「三方良し」をめざして/わたなべ社労士事務所 代表 渡辺 康子
千曲川と浅間山を望む佐久平に事務所がある。田園地帯であり、自然の美しさを1年中感じながら生活している。
1年以上前になるが、台風19号で千曲川は荒れ狂った。千曲川のほど近くに、甚大な被害を受けた関与事業所があり、台風一過の晴天の下、事務所に流れ込んだ土砂をただただ運び出したことを思い出す。この事業所は、現在、台風前よりも従業員が増えた。自然の力をみせつけられたが、人間の力にもまた、希望を感じている。
私が、社会保険労務士の業務に初めて携わったのは、二十数年前になる。「開業前に、ちょっと修業」と考え、社会保険労務士の事務所に就職をした。長居をする予定はなかったのだが、知らないことの多さに開業の勇気がなくなってしまった。
就職から十数年、いつもの朝を迎えていた。ラジオから「やりたいと思うだけでできずに死んでいくことは、一番残念。リスクだ」と話しているのが聞こえてきた。一念発起し、それから1カ月後に開業した。

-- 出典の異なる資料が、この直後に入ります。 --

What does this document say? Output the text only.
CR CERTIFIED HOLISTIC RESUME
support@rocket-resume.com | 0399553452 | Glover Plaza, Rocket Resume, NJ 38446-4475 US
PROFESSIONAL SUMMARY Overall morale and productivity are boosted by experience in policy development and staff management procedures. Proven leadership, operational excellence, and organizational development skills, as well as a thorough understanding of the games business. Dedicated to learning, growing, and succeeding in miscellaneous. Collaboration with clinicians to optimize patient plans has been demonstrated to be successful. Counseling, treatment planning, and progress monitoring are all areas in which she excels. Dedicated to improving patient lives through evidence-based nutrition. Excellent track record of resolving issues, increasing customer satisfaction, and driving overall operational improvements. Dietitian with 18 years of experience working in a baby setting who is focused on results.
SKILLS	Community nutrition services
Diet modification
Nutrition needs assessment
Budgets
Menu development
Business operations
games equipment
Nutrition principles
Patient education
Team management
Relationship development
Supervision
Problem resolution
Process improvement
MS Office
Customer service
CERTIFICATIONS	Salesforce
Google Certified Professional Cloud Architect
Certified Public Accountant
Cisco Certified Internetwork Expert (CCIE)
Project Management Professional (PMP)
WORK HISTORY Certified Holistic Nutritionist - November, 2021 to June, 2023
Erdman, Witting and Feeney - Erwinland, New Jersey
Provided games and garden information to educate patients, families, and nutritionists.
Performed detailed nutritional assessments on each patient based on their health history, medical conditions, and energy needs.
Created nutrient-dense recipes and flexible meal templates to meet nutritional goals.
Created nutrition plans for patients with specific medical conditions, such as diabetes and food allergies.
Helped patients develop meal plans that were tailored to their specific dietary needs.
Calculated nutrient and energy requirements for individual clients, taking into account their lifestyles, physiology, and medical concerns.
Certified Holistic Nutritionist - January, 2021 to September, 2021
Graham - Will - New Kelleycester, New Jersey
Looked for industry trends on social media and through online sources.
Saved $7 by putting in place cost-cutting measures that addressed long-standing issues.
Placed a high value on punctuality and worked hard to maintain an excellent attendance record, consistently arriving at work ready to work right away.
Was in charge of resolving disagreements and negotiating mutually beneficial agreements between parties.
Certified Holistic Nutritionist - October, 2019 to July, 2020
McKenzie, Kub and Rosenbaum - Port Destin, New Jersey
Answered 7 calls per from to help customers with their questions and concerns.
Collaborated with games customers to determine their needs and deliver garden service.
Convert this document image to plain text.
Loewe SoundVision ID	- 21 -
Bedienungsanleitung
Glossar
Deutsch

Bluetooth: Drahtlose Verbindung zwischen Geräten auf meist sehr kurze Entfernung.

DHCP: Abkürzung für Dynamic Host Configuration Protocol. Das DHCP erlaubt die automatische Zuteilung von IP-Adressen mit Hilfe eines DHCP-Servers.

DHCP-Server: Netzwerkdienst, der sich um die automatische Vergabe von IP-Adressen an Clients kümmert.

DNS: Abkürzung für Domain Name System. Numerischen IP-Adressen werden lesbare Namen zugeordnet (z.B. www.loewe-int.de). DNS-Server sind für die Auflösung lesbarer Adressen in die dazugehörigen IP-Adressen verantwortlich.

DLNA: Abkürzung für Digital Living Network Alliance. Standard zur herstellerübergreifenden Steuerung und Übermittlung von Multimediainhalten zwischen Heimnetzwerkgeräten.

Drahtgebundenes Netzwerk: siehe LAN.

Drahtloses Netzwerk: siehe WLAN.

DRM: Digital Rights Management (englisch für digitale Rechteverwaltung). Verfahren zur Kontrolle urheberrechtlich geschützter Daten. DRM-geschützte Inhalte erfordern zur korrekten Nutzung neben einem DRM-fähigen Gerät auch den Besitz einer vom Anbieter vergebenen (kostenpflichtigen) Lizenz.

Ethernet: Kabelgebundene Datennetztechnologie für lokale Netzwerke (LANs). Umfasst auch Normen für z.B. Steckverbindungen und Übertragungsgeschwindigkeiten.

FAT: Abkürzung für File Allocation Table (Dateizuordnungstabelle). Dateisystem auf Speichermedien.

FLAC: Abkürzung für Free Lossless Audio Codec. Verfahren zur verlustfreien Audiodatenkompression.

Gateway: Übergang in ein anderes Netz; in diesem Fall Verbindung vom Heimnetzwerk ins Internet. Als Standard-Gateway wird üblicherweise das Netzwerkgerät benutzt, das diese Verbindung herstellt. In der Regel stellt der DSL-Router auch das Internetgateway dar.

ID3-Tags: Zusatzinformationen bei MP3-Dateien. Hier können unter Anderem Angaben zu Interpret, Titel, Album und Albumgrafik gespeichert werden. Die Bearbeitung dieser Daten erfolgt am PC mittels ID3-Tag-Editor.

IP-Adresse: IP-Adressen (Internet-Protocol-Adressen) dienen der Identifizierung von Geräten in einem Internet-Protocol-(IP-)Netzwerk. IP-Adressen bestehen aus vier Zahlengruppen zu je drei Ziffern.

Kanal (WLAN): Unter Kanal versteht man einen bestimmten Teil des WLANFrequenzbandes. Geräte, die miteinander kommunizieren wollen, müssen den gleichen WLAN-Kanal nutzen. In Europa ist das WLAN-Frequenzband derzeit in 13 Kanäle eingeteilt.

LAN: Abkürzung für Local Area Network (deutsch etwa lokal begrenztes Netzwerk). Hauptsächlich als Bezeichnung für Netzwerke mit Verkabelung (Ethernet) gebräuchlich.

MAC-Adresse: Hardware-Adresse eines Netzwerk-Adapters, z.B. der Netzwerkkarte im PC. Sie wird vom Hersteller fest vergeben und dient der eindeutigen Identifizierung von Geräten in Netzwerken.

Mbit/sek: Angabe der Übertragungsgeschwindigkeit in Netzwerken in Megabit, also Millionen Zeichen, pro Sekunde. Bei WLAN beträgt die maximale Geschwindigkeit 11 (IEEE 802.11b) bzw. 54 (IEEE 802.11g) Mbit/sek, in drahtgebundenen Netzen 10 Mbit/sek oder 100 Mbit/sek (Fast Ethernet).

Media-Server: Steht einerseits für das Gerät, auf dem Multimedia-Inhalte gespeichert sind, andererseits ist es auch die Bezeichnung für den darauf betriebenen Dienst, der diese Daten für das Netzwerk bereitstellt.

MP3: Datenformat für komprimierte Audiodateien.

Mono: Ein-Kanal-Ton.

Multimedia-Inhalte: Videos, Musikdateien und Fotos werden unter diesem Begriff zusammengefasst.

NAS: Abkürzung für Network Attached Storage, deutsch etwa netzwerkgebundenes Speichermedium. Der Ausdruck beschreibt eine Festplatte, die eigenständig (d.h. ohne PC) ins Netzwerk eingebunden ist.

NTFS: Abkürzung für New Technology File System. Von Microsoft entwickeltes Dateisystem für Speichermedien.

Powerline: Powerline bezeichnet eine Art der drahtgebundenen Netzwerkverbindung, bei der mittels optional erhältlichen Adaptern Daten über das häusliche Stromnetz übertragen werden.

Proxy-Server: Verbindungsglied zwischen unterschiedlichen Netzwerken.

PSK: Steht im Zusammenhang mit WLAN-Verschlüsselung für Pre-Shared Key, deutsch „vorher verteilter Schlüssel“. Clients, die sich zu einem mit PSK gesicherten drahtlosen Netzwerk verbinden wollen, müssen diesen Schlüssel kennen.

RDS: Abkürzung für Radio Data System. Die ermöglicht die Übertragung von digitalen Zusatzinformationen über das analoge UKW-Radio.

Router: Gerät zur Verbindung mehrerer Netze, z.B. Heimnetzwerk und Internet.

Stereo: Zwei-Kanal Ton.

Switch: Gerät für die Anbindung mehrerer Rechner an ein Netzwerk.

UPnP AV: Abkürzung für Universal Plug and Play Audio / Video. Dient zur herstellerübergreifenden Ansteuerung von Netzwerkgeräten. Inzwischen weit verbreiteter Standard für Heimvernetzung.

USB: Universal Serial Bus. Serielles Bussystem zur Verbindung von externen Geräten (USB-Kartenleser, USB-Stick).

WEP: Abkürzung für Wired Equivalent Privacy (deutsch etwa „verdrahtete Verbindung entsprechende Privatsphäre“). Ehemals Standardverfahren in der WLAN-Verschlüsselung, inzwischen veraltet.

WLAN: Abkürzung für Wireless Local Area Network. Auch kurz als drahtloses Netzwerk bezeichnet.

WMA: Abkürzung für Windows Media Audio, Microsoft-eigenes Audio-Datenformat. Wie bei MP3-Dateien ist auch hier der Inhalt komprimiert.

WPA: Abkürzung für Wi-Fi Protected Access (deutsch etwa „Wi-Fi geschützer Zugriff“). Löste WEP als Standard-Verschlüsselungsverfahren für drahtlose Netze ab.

開業初日、飛び込み営業をしたことを思い出す。時が過ぎ、現在、頼りになる職員2人と仕事をしている。
育児介護休業法の誕生とほぼ近く、社会に出た。女性も会社に就職して働くことは当たり前になり、結婚しても、子供を産んでも働き続ける人が多くなった。しかし、女性の働きやすさは、まだ道半ばの気がする。
長時間労働が美徳であるかのような時代から、働きすぎの問題がいわれるようになった。それでもまだ、過重労働で体を壊す人がいる。まだまだ改革が必要ではあるが、少しずつ社会は変わっている。
「働き方改革」。私たちは大きな法律改正の真っただ中にいる。中小企業でもいよいよ「同一労働同一賃金」が始まる。これも何年かのうちに社会を変えていくのだろう。
大きく変わったと感じていることがある。企業と働く人の関係である。退職時等に理解に苦しむような主張をしてくる方が増えたように感じる。情報の多さや、人間関係が希薄になっていることに関係しているのだろうか。周りを見渡すと若者は四六時中、携帯電話を握りしめている。友達といても携帯でゲームをしているらしい。これでは人間関係を築くことも困難かもしれない。
少子高齢化、過重労働、新型コロナ感染症等々、様ざまな社会情勢の変化への対応も求められている。法律知識に加えたくさんの経験や知恵が必要である。
私の好きな言葉は「三方良し」。みんなが「良し」となるよう精進していきたい。